About 100 people gathered around in Buckley Park on Tuesday to mark the fifth anniversary of a United Nations resolution calling for countries to provide guaranteed access to health care for all and to support a petition drive calling for a Medicare-for-all system in the U.S.
In speeches, chants and song, ralliers called for better health care access – pointing out the current profit-based system is especially problematic for the middle class, which is increasingly priced out of the health insurance market or must settle for inadequate insurance providing substandard care.
Dr. Kirsten Searfus, a family practitioner in Durango, said, “People at the top, they can afford health care. People at the bottom can get assistance from the government, but people in between have to decide about costs. Do they forgo a test? Do they forgo a treatment. They have to make a lot of hard choices.”
Health care increasingly drives many other decisions in life, such as a person’s choice to live in a rural area versus an urban area, with Searfus saying people who choose to live in rural areas like Southwest Colorado are increasingly choosing to accept living in an area with limited health insurance options.
Moving away from a for-profit system, Searfus said, would be the most efficient system to provide good health care to all, no matter if they lived in Denver or Durango.
“The fundamental problem is: We have a for-profit system. As long as we have that, we have problems,” she said. “How do you change that? You change that by voting.”
The health care system is so complex and has so many profit centers now, Searfus said, converting to a Medicare-for-all type system that eliminates the need for profits could provide good coverage for everyone while avoiding quality and service issues that typically are pointed to with current government-run operations like the U.S. Postal Service.
“Frankly, there’s not a lot of money to be made in getting something from place A to place B,” she said. Health care is different from transporting mail and packages, she said. Health care has so many areas where large profits are made that she couldn’t foresee a Medicare-for-all system falling prey to the same service and financial issues that plague government-run operations such as the U.S. Postal Service.

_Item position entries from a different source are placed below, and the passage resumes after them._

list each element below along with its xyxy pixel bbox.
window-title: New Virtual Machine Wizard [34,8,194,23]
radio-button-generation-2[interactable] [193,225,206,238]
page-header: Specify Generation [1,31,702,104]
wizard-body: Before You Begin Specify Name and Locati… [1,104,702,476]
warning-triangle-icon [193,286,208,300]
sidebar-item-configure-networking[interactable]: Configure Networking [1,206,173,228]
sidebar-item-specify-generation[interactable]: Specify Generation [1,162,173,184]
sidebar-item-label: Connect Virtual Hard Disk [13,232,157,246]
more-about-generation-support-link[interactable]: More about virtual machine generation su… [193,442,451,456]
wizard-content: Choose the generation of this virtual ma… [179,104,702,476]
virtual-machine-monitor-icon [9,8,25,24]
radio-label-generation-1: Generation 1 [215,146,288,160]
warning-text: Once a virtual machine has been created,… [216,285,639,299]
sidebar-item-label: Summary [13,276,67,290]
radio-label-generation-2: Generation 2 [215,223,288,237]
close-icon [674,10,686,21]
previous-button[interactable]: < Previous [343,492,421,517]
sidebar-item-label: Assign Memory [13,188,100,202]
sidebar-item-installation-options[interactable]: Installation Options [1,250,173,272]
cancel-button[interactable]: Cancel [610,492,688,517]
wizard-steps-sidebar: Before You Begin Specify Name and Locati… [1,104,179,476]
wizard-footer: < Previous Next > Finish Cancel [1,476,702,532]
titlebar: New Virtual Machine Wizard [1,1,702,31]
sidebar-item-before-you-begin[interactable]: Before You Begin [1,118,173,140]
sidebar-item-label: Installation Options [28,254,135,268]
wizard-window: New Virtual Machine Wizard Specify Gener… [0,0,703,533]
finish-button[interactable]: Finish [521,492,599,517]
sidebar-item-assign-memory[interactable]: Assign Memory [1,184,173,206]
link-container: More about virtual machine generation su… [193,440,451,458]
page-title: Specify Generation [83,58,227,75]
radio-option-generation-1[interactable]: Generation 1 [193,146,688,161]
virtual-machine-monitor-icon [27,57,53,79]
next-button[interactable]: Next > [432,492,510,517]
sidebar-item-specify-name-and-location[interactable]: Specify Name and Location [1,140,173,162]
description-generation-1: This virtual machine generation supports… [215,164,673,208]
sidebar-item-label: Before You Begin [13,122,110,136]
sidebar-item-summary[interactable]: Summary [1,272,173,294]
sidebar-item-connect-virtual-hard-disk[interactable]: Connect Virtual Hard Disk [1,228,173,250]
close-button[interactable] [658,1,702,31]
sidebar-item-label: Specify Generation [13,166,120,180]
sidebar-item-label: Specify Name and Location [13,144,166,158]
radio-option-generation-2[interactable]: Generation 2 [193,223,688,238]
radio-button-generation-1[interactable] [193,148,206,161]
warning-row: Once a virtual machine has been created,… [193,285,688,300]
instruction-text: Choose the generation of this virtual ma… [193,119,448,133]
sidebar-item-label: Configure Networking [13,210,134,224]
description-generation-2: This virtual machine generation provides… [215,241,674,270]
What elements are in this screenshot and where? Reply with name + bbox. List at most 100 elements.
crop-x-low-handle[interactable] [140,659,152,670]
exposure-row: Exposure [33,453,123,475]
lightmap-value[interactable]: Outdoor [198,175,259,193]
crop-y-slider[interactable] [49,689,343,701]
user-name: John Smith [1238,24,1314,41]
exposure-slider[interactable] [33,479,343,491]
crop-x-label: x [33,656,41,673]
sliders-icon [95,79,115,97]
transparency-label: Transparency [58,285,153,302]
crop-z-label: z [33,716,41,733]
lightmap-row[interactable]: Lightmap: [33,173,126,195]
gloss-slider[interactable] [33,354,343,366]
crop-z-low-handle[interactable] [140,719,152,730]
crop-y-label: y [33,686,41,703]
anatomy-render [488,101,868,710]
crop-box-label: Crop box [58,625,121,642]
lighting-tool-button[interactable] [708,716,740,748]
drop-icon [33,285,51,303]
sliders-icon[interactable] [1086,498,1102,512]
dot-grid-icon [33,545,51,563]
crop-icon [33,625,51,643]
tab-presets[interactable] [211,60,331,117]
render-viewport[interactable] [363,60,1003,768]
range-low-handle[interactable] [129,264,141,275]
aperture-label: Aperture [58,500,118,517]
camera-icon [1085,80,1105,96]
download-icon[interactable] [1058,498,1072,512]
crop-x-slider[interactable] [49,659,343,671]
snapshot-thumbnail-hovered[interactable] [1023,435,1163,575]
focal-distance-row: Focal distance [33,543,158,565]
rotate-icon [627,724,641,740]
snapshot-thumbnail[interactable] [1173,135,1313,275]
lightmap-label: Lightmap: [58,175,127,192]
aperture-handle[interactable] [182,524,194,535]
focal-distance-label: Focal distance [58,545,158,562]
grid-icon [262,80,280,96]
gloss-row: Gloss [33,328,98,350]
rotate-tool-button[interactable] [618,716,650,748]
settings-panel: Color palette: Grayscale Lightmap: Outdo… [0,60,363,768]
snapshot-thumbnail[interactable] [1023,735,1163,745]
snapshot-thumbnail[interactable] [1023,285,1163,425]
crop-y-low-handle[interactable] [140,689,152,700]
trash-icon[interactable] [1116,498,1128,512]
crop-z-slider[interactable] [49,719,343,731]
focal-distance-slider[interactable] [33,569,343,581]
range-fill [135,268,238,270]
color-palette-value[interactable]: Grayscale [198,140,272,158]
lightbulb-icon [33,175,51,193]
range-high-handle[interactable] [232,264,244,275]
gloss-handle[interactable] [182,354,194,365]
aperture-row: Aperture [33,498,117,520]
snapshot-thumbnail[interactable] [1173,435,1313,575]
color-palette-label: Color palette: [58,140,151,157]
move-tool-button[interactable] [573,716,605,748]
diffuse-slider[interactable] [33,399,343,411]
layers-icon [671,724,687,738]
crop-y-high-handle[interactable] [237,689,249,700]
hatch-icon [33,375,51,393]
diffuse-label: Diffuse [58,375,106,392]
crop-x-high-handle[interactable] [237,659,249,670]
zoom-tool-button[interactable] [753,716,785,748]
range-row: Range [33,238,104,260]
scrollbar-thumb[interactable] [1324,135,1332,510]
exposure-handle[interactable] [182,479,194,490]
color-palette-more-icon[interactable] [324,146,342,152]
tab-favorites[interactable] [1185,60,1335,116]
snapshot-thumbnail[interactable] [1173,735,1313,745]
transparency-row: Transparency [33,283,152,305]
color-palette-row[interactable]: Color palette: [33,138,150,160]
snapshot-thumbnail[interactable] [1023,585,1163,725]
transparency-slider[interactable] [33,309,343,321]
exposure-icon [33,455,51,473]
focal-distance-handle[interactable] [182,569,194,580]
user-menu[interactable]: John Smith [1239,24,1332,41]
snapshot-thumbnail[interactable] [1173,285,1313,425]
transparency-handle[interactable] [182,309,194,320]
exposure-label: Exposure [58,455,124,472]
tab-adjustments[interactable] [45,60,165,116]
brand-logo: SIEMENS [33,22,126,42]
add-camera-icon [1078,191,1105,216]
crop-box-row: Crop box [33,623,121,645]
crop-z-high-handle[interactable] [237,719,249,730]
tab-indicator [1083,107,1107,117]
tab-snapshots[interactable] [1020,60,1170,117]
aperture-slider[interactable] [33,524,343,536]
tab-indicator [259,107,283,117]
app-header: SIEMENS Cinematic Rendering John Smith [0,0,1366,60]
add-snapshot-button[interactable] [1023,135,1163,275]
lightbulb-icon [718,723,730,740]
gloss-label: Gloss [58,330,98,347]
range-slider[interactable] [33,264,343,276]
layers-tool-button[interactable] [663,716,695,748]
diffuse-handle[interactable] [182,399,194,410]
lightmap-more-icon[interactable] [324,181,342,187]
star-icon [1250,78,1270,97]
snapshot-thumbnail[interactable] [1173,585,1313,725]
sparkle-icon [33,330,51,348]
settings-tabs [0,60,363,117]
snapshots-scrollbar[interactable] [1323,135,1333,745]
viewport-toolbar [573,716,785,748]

Dr. Lauri Costello, a Durango family practitioner, said she was in charge of making the medical decisions for her patients until the 1990s, when health maintenance organizations came to prominence and started setting limits on costly treatments and drugs that doctors could prescribe.
“With Medicare for all, the physician is back in charge, and the government pays the bills,” Costello said. “The rest of the developed world committed to universal health care years ago.”
Guinn Unger, an organizer of the rally and co-chairman of the Health Care and Senior Issues Committee for Indivisible Durango, said Durango’s rally was one of several in Colorado, including rallies in Denver, Colorado Springs, Fort Collins and Boulder, and petitions that called for Medicare for all would be forwarded to Denver to pressure for change in the health care system.
Werner Heiber, who immigrated from Switzerland decades ago and has lived in Durango for 17 years, said he was surprised the United States did not have a form of government-assured health coverage for its citizens when he arrived.
“I was born over 70 years ago, and we already had universal health care. It was just assumed,” he said.